A great line I laughed at was "He thought he might throw up she was so appealing." Especially because of what it was in reference to: "She was wearing sticky orange lipstick and her teeth, misaligned, made a clicking sound like sifting ashes." Then there were others that didn't work for me, like "...she had eaten in those establishments on other streets like these with power lines like wet hair caught in a comb's teeth and black gas station gallon numbers against a white board like a theater marquee advertising the cost of living."
Thank you NetGalley and Highbridge Audio for the ARC of this audiobook for my honest review
This was a very poetic story. Which I didn’t realize when I started so that’s my fault because I just can’t get into poetic writing. It’s overcomplicated and makes you take your own meanings from simple things. I also felt like it felt all over the place but seeing as it was a writing style I didn’t like I couldn’t say if that was the point or not. If you like poetry go ahead but it was a hard read for me.
This collection is a gem. Some real standouts here, esp. Dogwood, This Isn't the Actual Sea, and the title story. But all the stories have surprising bursts of lyricism and strange observations. I hear echoes of Lucia Berlin but the voice seems singular and original. I'd recommend this book to anyone who reads short stories.
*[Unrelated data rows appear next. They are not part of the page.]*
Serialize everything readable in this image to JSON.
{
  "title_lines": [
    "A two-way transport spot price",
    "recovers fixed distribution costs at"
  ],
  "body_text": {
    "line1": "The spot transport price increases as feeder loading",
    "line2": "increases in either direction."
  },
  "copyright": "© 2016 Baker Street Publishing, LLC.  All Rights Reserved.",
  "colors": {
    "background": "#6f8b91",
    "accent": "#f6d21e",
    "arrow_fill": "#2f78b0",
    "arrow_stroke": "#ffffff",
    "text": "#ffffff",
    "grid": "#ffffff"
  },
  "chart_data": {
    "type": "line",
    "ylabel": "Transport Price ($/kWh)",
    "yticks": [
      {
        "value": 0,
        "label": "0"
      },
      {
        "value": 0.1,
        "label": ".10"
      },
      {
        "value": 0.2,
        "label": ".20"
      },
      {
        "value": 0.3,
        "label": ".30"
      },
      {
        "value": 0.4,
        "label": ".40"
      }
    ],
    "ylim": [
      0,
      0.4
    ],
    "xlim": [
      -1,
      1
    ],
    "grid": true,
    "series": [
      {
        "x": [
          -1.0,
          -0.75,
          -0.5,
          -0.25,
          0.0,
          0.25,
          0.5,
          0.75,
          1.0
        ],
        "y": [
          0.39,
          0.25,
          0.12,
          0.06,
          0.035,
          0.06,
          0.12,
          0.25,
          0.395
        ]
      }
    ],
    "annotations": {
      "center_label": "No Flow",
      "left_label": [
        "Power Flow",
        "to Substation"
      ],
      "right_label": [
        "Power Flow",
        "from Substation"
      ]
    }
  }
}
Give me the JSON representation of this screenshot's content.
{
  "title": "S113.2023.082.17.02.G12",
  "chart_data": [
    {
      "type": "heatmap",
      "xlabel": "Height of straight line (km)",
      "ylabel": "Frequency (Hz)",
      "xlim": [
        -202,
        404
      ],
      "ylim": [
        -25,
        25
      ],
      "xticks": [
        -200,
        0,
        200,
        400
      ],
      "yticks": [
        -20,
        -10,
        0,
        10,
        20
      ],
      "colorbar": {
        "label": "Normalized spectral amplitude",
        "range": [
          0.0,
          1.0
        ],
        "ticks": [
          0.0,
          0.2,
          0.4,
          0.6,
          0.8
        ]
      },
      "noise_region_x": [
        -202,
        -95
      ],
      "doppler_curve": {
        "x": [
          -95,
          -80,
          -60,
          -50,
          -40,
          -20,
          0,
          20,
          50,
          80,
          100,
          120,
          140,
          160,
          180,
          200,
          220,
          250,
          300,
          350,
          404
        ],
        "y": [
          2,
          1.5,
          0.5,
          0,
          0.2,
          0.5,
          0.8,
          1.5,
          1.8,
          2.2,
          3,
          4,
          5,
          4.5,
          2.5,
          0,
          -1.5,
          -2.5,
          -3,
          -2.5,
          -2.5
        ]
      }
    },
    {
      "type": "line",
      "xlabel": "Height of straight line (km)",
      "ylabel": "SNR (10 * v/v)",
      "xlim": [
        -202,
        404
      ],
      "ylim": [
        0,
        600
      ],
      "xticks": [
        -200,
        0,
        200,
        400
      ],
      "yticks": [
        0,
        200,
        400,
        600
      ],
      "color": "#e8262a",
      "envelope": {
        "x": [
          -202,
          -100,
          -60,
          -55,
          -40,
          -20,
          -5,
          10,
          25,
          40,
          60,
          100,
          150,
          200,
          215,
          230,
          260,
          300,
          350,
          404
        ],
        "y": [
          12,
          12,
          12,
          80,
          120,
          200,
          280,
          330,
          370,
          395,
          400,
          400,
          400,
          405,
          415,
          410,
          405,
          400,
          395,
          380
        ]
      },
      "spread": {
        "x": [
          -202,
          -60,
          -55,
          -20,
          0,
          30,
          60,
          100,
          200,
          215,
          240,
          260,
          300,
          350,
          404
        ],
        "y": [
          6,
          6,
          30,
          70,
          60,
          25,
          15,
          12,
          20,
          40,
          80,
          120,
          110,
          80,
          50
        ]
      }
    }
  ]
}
Despite the high reviews, I just wasn’t enjoying this book. Felt the stories were dark. A few seemed better, but overall wasn’t into it, quit ½ way through. So the 3 stars is how it affected me - the quality of the writing was not the issue
An excellent collection of stories! Each one is as polished as the last and her voice comes through so strongly! There’s both consistency and range, and I would highly recommend “Shifting Occupancies” and “Love Not”.